Potential or Speculation?
While many supporters believe that digital currencies could become part of daily life, the cryptocurrency market is currently dominated by speculative trading. Studies of blockchain activity show that exchange trades remain the most prevalent use for cryptocurrencies—and account for far more economic activity than ordinary trades and purchases. Cryptocurrency skeptics, including Warren Buffett, Bill Gates, and JPMorgan CEO Jamie Dimon have all warned of a potential crypto bubble.
Cryptocurrencies are not unique in being subject to speculative manias and irrational exuberance. Other assets such as cannabis stocks, technology stocks, precious metals, and even houses have also been subject to market bubbles, which ended badly for many investors.
As a new technology, some speculative behavior is to be expected in the cryptocurrency space, especially as blockchain technology matures. However, new investors should be wary of falling into psychological traps such as herd instinct, Fear of Missing Out, or the Greater Fool Fallacy, which can make all the difference between a calculated risk and a foolish one.
Thefts, Scams, and other Losses
One of the most impressive and unique aspects of cryptocurrency is also a significant liability. Since cryptocurrency does not rely on a central intermediary, it falls on the user to safely store the cryptographic keys which control their blockchain address. Investors who choose to explore the digital currency space should be aware that a number of special security measures are absolutely necessary, and that even those measures may not sufficiently protect their holdings against hackers working constantly to refine their techniques.
Theft remains one of the most common threats to cryptocurrency users, and hackers have stolen tokens worth billions of dollars from exchanges, wallet software, and ordinary users. In addition, there are also a number of schemes to trick users into giving up their tokens, such as doubling scams, social engineering, market manipulation, and even fake ICOs.
But another major threat is the users themselves. Unlike other applications, most digital wallets cannot be reset if you forget the passphrase. Users have lost hundreds of millions of dollars worth of cryptocurrency due to forgotten passwords or lost devices.
The Bottom Line
While it’s clear there are many reasons to be skeptical of digital currencies, many traditional investors have been won over to the new asset class. The blockchain space is frequently described as a transformative industry, with the potential to disrupt the world in the same way that the Internet did in the 1990s.
However, supporters of digital currencies should be careful to understand the risks of cryptocurrency before they start investing. In addition to mastering the complex security protocols and thoroughly researching their new investments, they should also take the time to understand the most common pitfalls that befall novice investors.
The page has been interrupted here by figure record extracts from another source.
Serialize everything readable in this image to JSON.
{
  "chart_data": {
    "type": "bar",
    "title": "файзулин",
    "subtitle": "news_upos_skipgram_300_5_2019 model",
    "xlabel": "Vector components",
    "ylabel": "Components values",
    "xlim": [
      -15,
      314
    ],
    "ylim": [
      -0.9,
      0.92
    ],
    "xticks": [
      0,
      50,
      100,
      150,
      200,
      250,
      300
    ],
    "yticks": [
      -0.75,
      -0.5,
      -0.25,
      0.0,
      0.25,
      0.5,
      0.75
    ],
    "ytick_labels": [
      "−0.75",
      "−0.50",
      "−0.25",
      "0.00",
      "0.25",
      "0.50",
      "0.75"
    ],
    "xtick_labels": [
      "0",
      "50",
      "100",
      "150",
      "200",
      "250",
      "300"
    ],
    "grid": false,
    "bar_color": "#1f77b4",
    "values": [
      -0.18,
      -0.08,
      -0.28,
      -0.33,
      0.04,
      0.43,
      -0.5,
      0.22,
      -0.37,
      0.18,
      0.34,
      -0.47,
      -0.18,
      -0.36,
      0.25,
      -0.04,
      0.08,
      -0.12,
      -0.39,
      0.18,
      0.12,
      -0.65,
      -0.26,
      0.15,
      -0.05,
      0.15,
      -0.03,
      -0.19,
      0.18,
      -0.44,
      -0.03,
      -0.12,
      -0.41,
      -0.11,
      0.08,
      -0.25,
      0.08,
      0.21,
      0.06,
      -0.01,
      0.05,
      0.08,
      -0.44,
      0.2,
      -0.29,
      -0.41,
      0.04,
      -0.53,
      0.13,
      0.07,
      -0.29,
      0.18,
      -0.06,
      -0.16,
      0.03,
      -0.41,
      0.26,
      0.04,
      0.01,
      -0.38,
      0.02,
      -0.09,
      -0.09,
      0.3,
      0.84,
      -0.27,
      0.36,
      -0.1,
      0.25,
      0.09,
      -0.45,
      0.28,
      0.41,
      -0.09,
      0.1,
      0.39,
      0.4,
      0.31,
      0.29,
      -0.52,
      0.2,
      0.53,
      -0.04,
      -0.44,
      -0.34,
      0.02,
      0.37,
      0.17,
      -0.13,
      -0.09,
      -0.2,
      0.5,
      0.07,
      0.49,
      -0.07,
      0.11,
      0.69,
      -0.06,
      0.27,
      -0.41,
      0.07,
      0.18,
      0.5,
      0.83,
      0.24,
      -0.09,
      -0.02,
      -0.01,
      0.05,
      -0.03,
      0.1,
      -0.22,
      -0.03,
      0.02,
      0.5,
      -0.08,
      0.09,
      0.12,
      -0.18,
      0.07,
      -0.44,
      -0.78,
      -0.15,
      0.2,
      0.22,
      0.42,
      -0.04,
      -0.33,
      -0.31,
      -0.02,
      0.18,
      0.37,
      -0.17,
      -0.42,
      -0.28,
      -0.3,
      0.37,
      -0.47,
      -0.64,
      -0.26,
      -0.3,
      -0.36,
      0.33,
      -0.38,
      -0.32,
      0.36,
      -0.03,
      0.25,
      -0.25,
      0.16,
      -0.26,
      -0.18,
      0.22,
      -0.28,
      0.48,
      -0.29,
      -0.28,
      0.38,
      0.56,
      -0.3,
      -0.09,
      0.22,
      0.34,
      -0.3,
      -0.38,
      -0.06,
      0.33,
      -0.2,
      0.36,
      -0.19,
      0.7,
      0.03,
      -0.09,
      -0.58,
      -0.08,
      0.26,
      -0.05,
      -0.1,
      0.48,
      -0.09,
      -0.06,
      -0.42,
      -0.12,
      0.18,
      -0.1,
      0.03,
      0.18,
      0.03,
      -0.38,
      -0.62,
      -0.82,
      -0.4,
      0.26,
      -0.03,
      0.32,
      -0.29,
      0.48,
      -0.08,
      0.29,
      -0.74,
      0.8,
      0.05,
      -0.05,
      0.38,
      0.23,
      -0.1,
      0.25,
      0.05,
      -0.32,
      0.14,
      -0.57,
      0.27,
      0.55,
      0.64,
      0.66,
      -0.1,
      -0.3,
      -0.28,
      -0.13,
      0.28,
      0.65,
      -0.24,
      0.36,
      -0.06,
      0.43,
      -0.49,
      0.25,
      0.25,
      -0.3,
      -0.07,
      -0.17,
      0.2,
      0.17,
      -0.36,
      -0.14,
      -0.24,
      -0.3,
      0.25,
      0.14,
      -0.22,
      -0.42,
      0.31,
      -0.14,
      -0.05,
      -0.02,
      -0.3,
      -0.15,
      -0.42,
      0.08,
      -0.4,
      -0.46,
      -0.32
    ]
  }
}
Investing in cryptocurrencies and Initial Coin Offerings (“ICOs”) is highly risky and speculative, and this article is not a recommendation by Investopedia or the writer to invest in cryptocurrencies or ICOs. Since each individual’s situation is unique, a qualified professional should always be consulted before making any financial decisions. Investopedia makes no representations or warranties as to the accuracy or timeliness of the information contained herein. As of the date this article was written, the author owns bitcoin and ripple.